Chelsea Manning is a name that should henceforth be added to history books. She is a pioneer not only for all transgender people, but for those who wish to see a world of true equality. She opened the world’s eyes to what it means to suffer with gender identity and the public, must now reevaluate it’s outlook on transgender people, as well as prisoners’ rights.
Formerly Bradley Manning, a military judge convicted Manning of espionage on Aug. 21, 2013 for leaking thousands of classified documents to WikiLeaks. However, since being sentenced to 35 years in military prison at Fort Leavenworth, Kan., Manning returned to the public eye for a far more personal reason.
Manning announced her transgender identity and her desire to be known and referred to as a female. Additionally, she has requested hormone therapy and possibly more gender reassignment during her sentence. This identification and request is what caused the most uproar.
Michael Pearsons, CNN reporter, quoted Kimberly Lewis, the spokesperson at Fort Leavenworth, in an article where Lewis states that transgender inmates “must still complete their sentence” without hormone therapy or gender reassignment surgery, which the Army does not provide.
However, they do have access to mental health professionals such as psychiatrists, psychologists, social workers and behavioral experts.
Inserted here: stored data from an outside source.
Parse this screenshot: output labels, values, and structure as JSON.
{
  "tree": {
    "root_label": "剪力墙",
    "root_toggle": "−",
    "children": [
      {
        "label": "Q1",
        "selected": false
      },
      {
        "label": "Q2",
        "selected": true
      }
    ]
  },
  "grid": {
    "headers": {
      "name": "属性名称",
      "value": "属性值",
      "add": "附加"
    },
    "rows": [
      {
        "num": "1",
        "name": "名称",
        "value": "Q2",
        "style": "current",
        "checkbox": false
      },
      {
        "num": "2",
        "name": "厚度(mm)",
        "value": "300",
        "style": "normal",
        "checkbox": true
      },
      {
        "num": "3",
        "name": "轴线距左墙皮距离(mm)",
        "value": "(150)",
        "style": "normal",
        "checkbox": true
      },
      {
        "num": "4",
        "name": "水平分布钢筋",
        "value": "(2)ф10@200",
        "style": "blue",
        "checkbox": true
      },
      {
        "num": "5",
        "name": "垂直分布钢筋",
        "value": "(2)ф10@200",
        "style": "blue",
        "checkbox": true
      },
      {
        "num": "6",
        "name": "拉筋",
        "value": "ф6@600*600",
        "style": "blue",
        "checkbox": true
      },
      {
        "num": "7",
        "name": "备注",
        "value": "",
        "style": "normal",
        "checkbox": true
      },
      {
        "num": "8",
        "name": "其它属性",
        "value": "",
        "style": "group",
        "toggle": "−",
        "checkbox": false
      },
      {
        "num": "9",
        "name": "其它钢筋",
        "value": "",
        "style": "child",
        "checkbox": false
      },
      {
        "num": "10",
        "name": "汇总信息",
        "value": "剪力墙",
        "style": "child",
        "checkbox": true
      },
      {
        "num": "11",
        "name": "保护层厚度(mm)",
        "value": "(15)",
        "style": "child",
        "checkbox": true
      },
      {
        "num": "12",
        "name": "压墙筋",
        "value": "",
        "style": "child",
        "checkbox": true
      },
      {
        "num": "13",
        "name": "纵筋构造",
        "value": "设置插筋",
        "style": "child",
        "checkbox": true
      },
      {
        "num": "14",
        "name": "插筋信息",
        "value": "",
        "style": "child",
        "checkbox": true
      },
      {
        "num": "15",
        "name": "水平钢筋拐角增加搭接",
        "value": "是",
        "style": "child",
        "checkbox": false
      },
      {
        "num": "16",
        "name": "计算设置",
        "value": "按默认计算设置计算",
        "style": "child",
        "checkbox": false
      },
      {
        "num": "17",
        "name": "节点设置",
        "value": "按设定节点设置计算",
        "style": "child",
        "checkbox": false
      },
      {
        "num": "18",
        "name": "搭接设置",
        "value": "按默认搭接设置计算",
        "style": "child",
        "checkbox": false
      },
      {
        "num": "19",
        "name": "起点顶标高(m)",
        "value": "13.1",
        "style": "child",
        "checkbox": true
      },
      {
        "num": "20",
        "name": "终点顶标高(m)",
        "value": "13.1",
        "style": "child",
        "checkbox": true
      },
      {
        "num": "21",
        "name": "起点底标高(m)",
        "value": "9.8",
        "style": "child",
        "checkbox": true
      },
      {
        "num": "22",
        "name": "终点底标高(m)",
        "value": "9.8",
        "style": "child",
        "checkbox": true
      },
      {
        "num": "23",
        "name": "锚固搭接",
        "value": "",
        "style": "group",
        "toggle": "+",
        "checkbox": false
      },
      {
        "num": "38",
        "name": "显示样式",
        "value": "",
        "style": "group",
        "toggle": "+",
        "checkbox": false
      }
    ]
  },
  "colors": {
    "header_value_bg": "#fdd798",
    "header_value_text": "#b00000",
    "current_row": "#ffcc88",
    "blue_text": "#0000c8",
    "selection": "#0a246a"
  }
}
Pearsons continues wtih statements from other military officials unauthorized to speak publically on Manning’s case.
They stated opinions such as, Manning is still a male in the Army’s eyes and even so, they reiterated that many inmates had problems they were struggling with.
These sorts of statements not only belittle Manning’s rights, feelings and situation, but also pose constitutional implications pertaining to the Eighth Amendment. Margaret Talbot, of The New Yorker, covered the legal hindsight of Manning’s case. Jennifer Levi, an attorney with Gay and Lesbian Advocates and Defenders, told Talbot, “Every time courts have considered this question [providing inmates with hormone therapy and/or gender reassignment surgery], they’ve acknowledged that gender identity disorder or dysphoria is a real and serious medical condition and that denying care for it has constitutional, Eighth Amendment implications.”
This is not a foreign idea.
Denying any inmate access to desired treatment that is backed up by medical proof, or discriminating against an inmate for any reason, is surely cruel and unusual punishment.
Therefore, why is Manning faced with possibly having to sue for her constitutionally and legally deserved treatment?
It may very well have to do with public opinion of prisoners and the military opinion of traitors.
The policy to not provide hormone therapy or sex-reassignment is a policy not held in non-military prisons, as Talbot points out. Thus, one must conclude that the military simply does not have the equal tolerance or understanding for its Lesbian, Gay, Transgender, and Questioning (LGBTQ) members, inmates or otherwise, as federal and state prisons do.
With the second anniversary of the appeal of “don’t ask don’t tell” approaching on Sept. 20, it is safe to say that the military has its share of work to do regarding LGBTQ awareness and equality. Manning’s case forces not only the public but more specifically, the military to reconsider their views on prisoner’s rights.
Simply because a person is convicted of a crime, their civil rights are not extinguished, this is a belief backed by the Constitution and should be enforced by our public and legal action.
Manning has a right to equal treatment and health care opportunities regardless of what kind of prison she is in or her gender classification.